Early in my new job at a major international retailer, i realised that i wasn’t being invited to meetings that i needed to be at. Part of the problem was that my rough edges and lack of cultural understanding (I was in a very difficult and culturally alien new country), were making my job even more difficult and challenging than it already was.
From my western world view – i might have even been smart and right. But my approach was alienating people. It took a personal sit-down from someone junior in my department (but senior in years, experience and cultural understanding) that made me realise that i could present my ideas in ways that built bridges and allowed people to keep their dignity.
After i learned to form better relationships … opportunities opened for valuable informal dialogues.
As leaders and managers, we are uniquely positioned in the company, in that decisions that we make directly touch and influence others. Firstly we need knowledge from the greater workplace / organisation, and not just what comes through formal channels . Being able to gain context from different business owners gives us a bigger perspective and makes drilling down and connecting the dots in the organisational puzzle a lot more easier.

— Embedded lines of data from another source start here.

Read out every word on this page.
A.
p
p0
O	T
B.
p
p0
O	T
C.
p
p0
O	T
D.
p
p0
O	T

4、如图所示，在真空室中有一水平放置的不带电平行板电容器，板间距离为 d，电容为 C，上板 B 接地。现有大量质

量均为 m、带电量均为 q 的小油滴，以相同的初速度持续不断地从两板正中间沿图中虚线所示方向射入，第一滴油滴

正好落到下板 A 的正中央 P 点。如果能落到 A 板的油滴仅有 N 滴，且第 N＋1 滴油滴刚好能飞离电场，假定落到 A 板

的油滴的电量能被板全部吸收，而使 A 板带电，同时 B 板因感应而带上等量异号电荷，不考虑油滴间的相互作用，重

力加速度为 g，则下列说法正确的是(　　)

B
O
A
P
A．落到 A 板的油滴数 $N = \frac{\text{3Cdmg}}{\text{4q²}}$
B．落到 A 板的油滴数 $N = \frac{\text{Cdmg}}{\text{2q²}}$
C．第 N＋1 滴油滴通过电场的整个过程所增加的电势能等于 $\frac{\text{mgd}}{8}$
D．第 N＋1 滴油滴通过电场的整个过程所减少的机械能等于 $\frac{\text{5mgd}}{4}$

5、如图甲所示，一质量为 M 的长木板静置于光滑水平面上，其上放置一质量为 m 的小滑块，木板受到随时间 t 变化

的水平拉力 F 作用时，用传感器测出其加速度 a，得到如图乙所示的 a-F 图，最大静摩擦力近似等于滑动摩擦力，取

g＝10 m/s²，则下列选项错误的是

We need to start taking our insights to different business teams and see if they are seeing the same patterns and experiencing the same things. This will also help us to bridge efforts between teams when we know that their goals are similar.
How to build a internal network:
Start by making a list of all the leaders in your organisation that you can approach without having to go through another leader. You will be surprised by how many there are in your company. Reach out to these individuals to get to know them , through an off-site coffee or lunch You can learn their challenges and how you can help their specific goals.

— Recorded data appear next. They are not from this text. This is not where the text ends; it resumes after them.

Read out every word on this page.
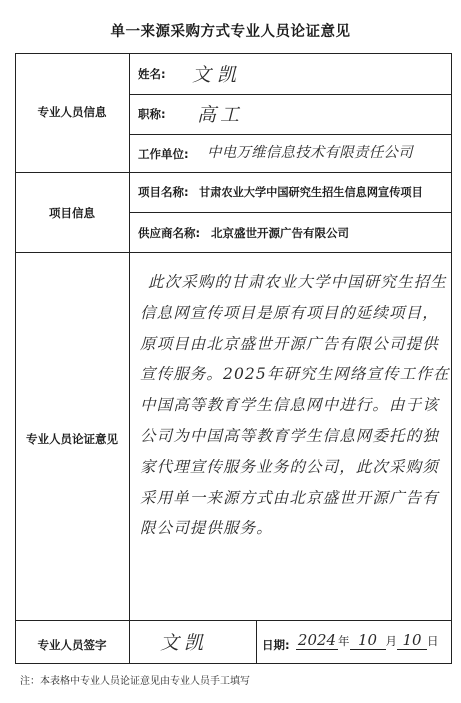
单一来源采购方式专业人员论证意见
专业人员信息
姓名: 文凯
职称: 高工
工作单位: 中电万维信息技术有限责任公司
项目信息
项目名称: 甘肃农业大学中国研究生招生信息网宣传项目
供应商名称: 北京盛世开源广告有限公司
专业人员论证意见
此次采购的甘肃农业大学中国研究生招生信息网宣传项目是原有项目的延续项目，原项目由北京盛世开源广告有限公司提供宣传服务。2025年研究生网络宣传工作在中国高等教育学生信息网中进行。由于该公司为中国高等教育学生信息网委托的独家代理宣传服务业务的公司，此次采购须采用单一来源方式由北京盛世开源广告有限公司提供服务。
专业人员签字	文凯	日期: 2024 年 10 月 10 日
注：本表格中专业人员论证意见由专业人员手工填写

Be sure to give them something of value in return; otherwise they would just view you as someone who took up their time.
Oh and stop worrying about them taking credit for your ideas. They will be so eager to bring their problems to you, that they wont want to spoil it by taking credit for your ideas.
You can also ask them who they went to with their questions … this way you can discover the people who are really plugged into the organisation. Once you learn this, you can then reach out to those people to become a part of their information network.